Testing Safety and Security

The project also recently launched a flight trial campaign using the CIRA experimental vehicle FLARE, an optionally piloted vehicle developed by CIRA on a Tecnam P92 Echos-S vehicle. Both manned and unmanned aircraft are also involved in the trials. During the trials, a number of evaluations are being carried out by the team, notably with regards human, safety and security factors in different operating scenarios. Specifically, the trials are evaluating:

  • Fully automated and augmented autopilot modes;
  • Traffic separation managed by air traffic controllers dealing with manned and unmanned intruders;
  • Emergency conditions management during jamming/spoofing of the command and control Link;

Cooperative traffic separation between remote pilot and controllers using an airborne automatic dependent surveillance – broadcast (ADS-B) based Detect And Avoid (DAA) decision support system.

The results of the trials campaign will be presented to the public audience and stakeholders this month (June), in the project closing workshop.

The RAID consortium is led by CIRA and involves Italian SMEs – DeepBlue, NAIS, Nimbus –MATS – and the University of Malta.

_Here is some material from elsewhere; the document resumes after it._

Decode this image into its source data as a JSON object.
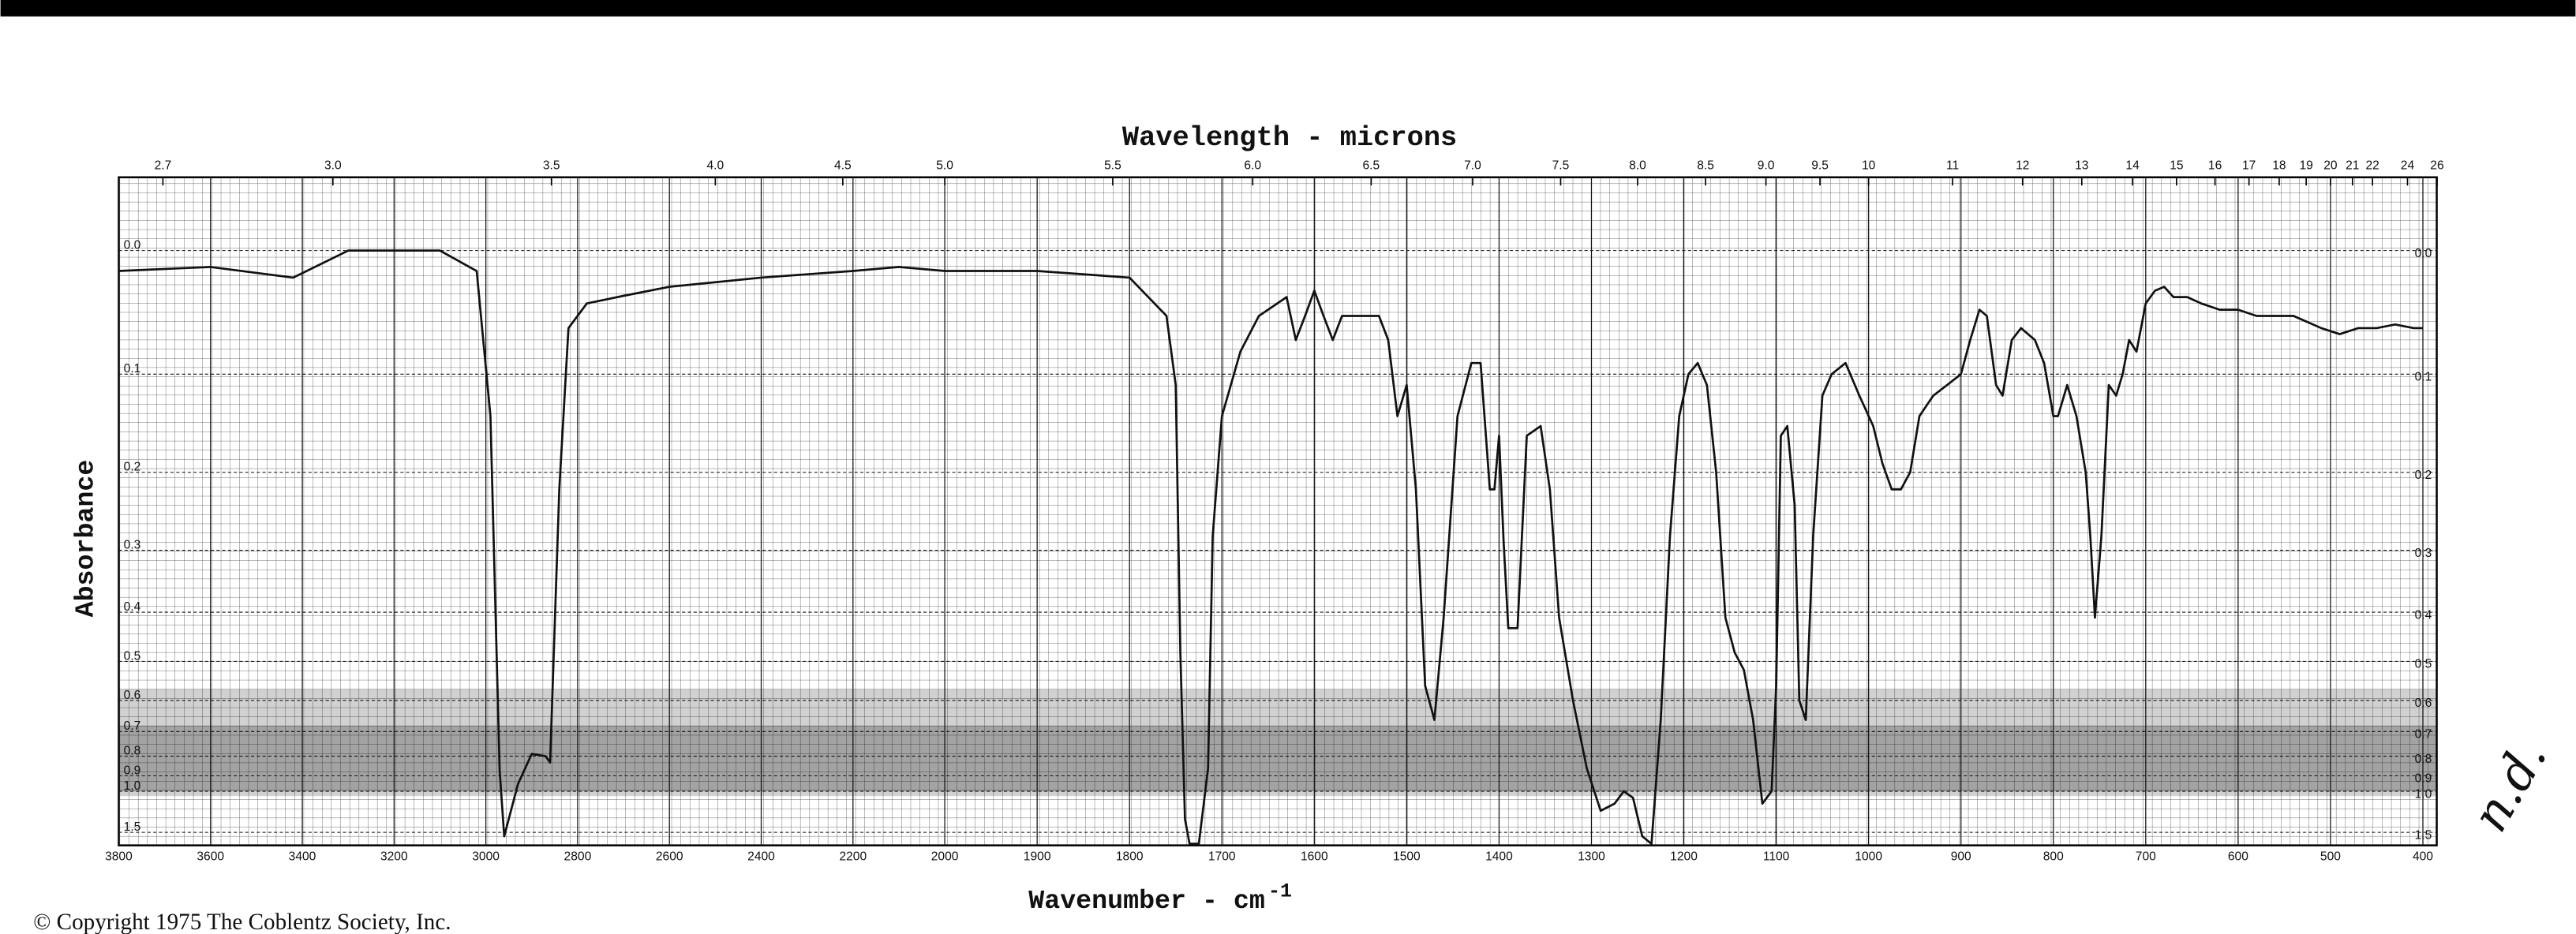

SESAR Joint Undertaking is co-financing multiple projects with the purpose to investigate the integration of Remotely Piloted Aircraft Systems (RPAS) in the non-segregated airspaces. Objectives of the project span from successfully and safely fly an RPAS in un-segregated airspace with a multi-aircraft and manned flight environment, within the procedural, and existent air traffic control environment, to the assessment of the level of maturity, performance, limitations and compatibility with current infrastructures and procedures, of some relevant technologies, such as a ADS_B based Detect and Avoid System (DAA).

The First Flight

The first of these trials happened back in September 2015, when SESAR members successfully conducted a live flight trial by an unmanned aircraft in controlled and unsegregated airspace, in what is being hailed as a major milestone in aviation history. The flight is associated with project CLAIRE (CiviL Airspace Integration for RPAS in Europe), a collaboration between Thales, NATS, the Dutch National Aerospace Laboratory NLR, the UK Ministry of Defence (MOD) and the UK Civil Aviation Authority (CAA). The project was jointly funded by the SESAR Joint Undertaking.

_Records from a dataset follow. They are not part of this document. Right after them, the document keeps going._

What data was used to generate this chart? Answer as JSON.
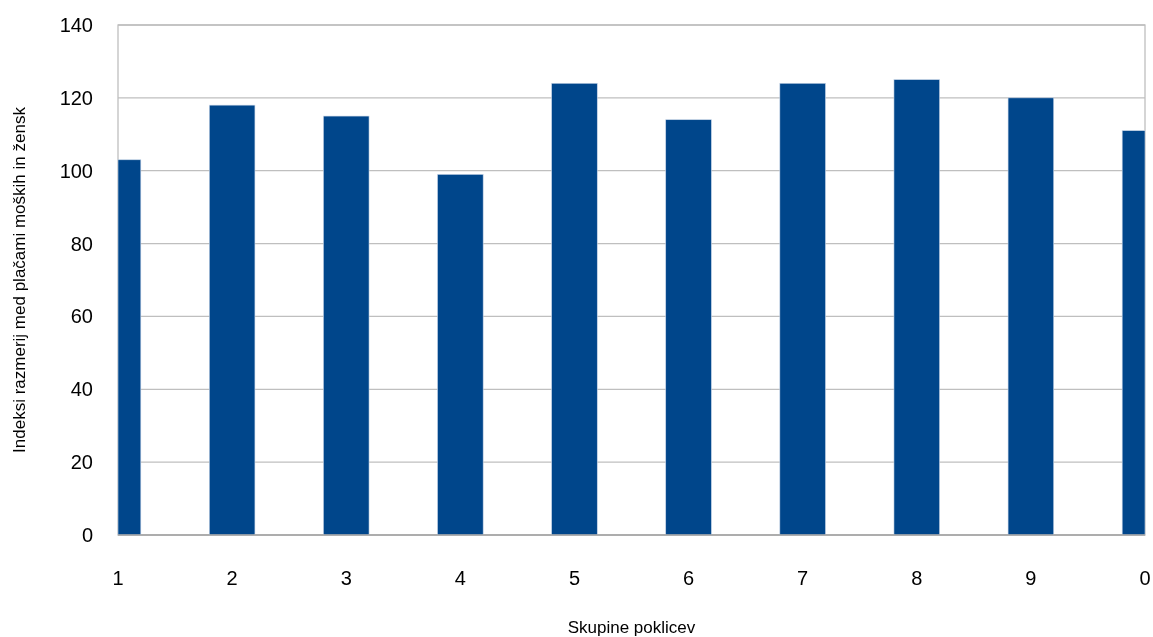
{
  "chart_data": {
    "type": "bar",
    "xlabel": "Skupine poklicev",
    "ylabel": "Indeksi razmerij med plačami moških in žensk",
    "categories": [
      "1",
      "2",
      "3",
      "4",
      "5",
      "6",
      "7",
      "8",
      "9",
      "0"
    ],
    "values": [
      103,
      118,
      115,
      99,
      124,
      114,
      124,
      125,
      120,
      111
    ],
    "color": "#00468b",
    "ylim": [
      0,
      140
    ],
    "yticks": [
      0,
      20,
      40,
      60,
      80,
      100,
      120,
      140
    ],
    "grid": "y"
  }
}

The flight took place on 30 September, with a Thales Watchkeeper Remotely Piloted Air System (RPAS) taking-off from West Wales Airport and embarking on a three hour flight into civil controlled airspace for the first time. There it was controlled by NATS air traffic controllers in exactly the same way as a traditional aircraft, despite the fact that the pilots were sitting on the ground in a control room at the airport.

Until now, the use of large unmanned aircraft has been limited to specialist areas of segregated airspace where they are kept well away from civil air traffic. The aim of these flight trials and associated safety, regulatory and procedure design work, is to demonstrate the possible and safe integration of civil unmanned aircraft systems into controlled airspace.


Industry Milestone

Florian Guillermet, Executive Director of the SESAR Joint Undertaking, said: “This is an important milestone for aviation and was made possible thanks to the pioneering and collaborative spirit of SESAR’s members and partners.”

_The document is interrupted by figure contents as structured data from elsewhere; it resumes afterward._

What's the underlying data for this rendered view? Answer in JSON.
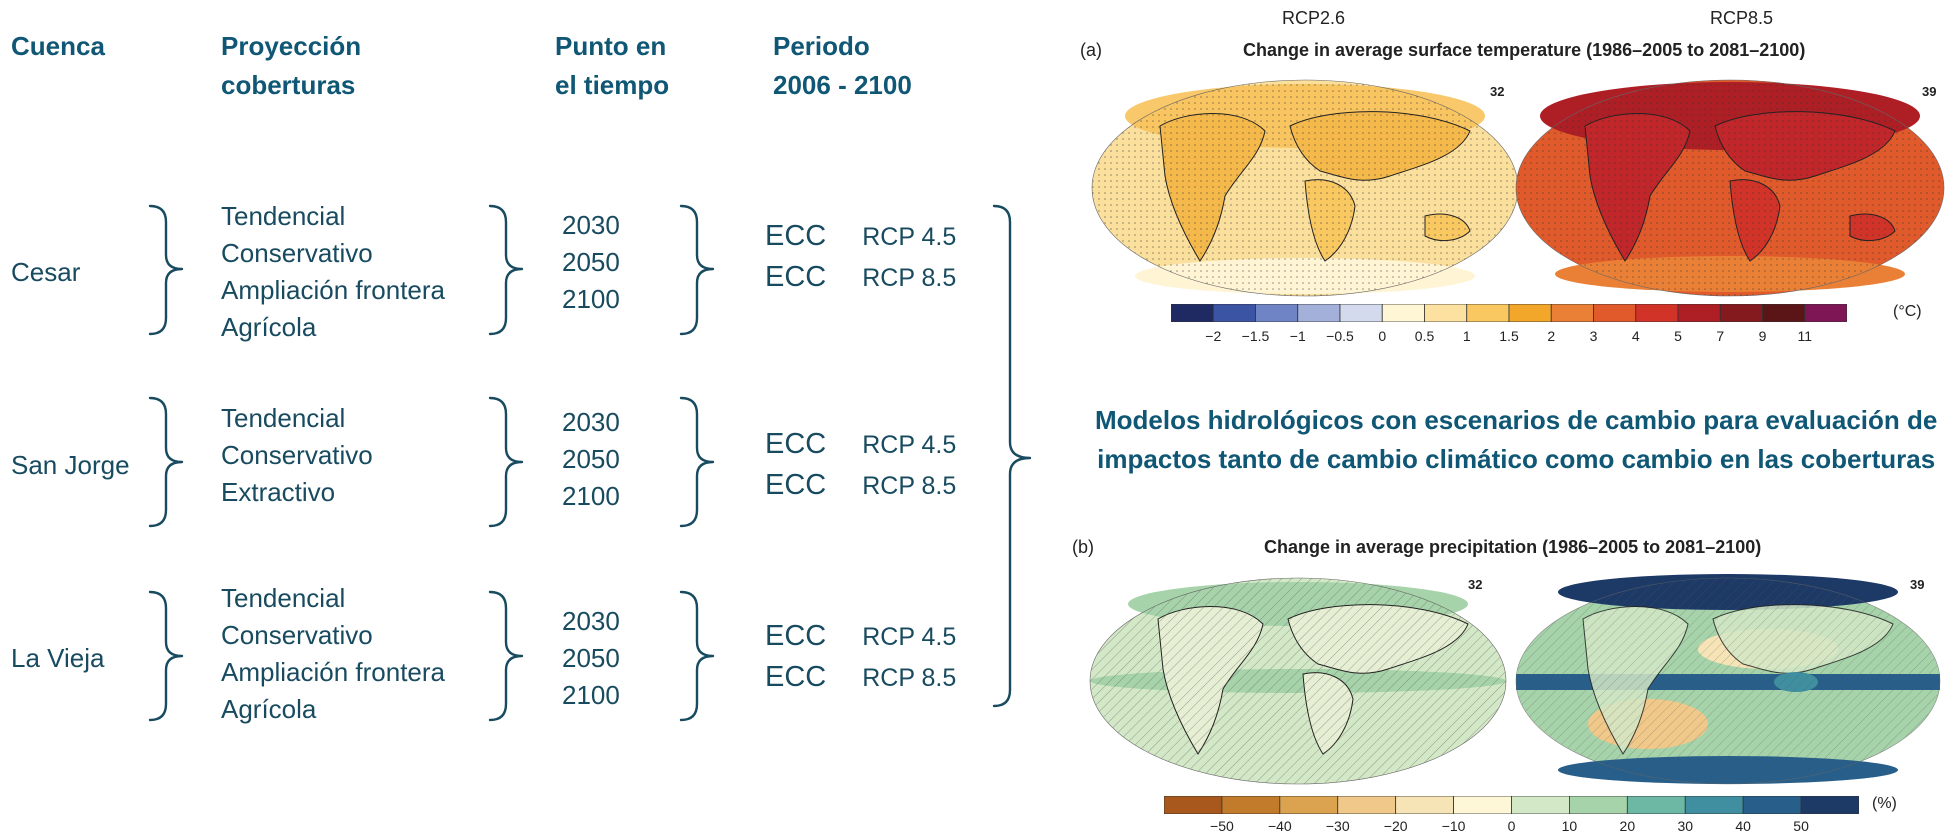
{
  "headers": {
    "cuenca": "Cuenca",
    "proyeccion": [
      "Proyección",
      "coberturas"
    ],
    "punto": [
      "Punto en",
      "el tiempo"
    ],
    "periodo": [
      "Periodo",
      "2006 -  2100"
    ]
  },
  "basins": [
    {
      "name": "Cesar",
      "coverages": [
        "Tendencial",
        "Conservativo",
        "Ampliación frontera",
        "Agrícola"
      ],
      "years": [
        "2030",
        "2050",
        "2100"
      ],
      "scenarios": [
        {
          "ecc": "ECC",
          "rcp": "RCP 4.5"
        },
        {
          "ecc": "ECC",
          "rcp": "RCP 8.5"
        }
      ]
    },
    {
      "name": "San Jorge",
      "coverages": [
        "Tendencial",
        "Conservativo",
        "Extractivo"
      ],
      "years": [
        "2030",
        "2050",
        "2100"
      ],
      "scenarios": [
        {
          "ecc": "ECC",
          "rcp": "RCP 4.5"
        },
        {
          "ecc": "ECC",
          "rcp": "RCP 8.5"
        }
      ]
    },
    {
      "name": "La Vieja",
      "coverages": [
        "Tendencial",
        "Conservativo",
        "Ampliación frontera",
        "Agrícola"
      ],
      "years": [
        "2030",
        "2050",
        "2100"
      ],
      "scenarios": [
        {
          "ecc": "ECC",
          "rcp": "RCP 4.5"
        },
        {
          "ecc": "ECC",
          "rcp": "RCP 8.5"
        }
      ]
    }
  ],
  "center_text": [
    "Modelos hidrológicos con escenarios de cambio para evaluación de",
    "impactos tanto de cambio climático como cambio en las coberturas"
  ],
  "maps": {
    "col_labels": [
      "RCP2.6",
      "RCP8.5"
    ],
    "temperature": {
      "panel": "(a)",
      "title": "Change in average surface temperature (1986–2005 to 2081–2100)",
      "counts": [
        "32",
        "39"
      ],
      "unit": "(°C)",
      "ticks": [
        "−2",
        "−1.5",
        "−1",
        "−0.5",
        "0",
        "0.5",
        "1",
        "1.5",
        "2",
        "3",
        "4",
        "5",
        "7",
        "9",
        "11"
      ],
      "colors": [
        "#1f2a63",
        "#3b54a4",
        "#6f84c4",
        "#a3b0d9",
        "#d3daee",
        "#fff6d5",
        "#fde1a0",
        "#f9c860",
        "#f2a72b",
        "#ea8035",
        "#e05a2b",
        "#d13328",
        "#ae1f25",
        "#841a1e",
        "#5c1517",
        "#7e1555"
      ]
    },
    "precipitation": {
      "panel": "(b)",
      "title": "Change in average precipitation (1986–2005 to 2081–2100)",
      "counts": [
        "32",
        "39"
      ],
      "unit": "(%)",
      "ticks": [
        "−50",
        "−40",
        "−30",
        "−20",
        "−10",
        "0",
        "10",
        "20",
        "30",
        "40",
        "50"
      ],
      "colors": [
        "#a8581d",
        "#c17b2b",
        "#dba350",
        "#f0c98a",
        "#f7e4b6",
        "#fdf7d8",
        "#d3e8c6",
        "#a6d3a9",
        "#6cb8a4",
        "#3f8fa0",
        "#285f8a",
        "#1d3a67"
      ]
    }
  }
}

For Mark Watson, Head of Research and Development at NATS, “Safety is always our top priority so a huge amount of work has gone into getting to this point and much more will be needed, but it’s a major milestone for the industry and shows that the UK and Europe are leading the world when it comes to the development of RPAS and its integration into controlled airspace.”

Pierre Eric Pommellet, Thales Executive Vice-President, Defence Mission Systems, said: “Thales is proud to be involved in the Project CLAIRE flight demonstration and the challenge of safely integrating Unmanned Aircraft Systems into controlled civilian airspace."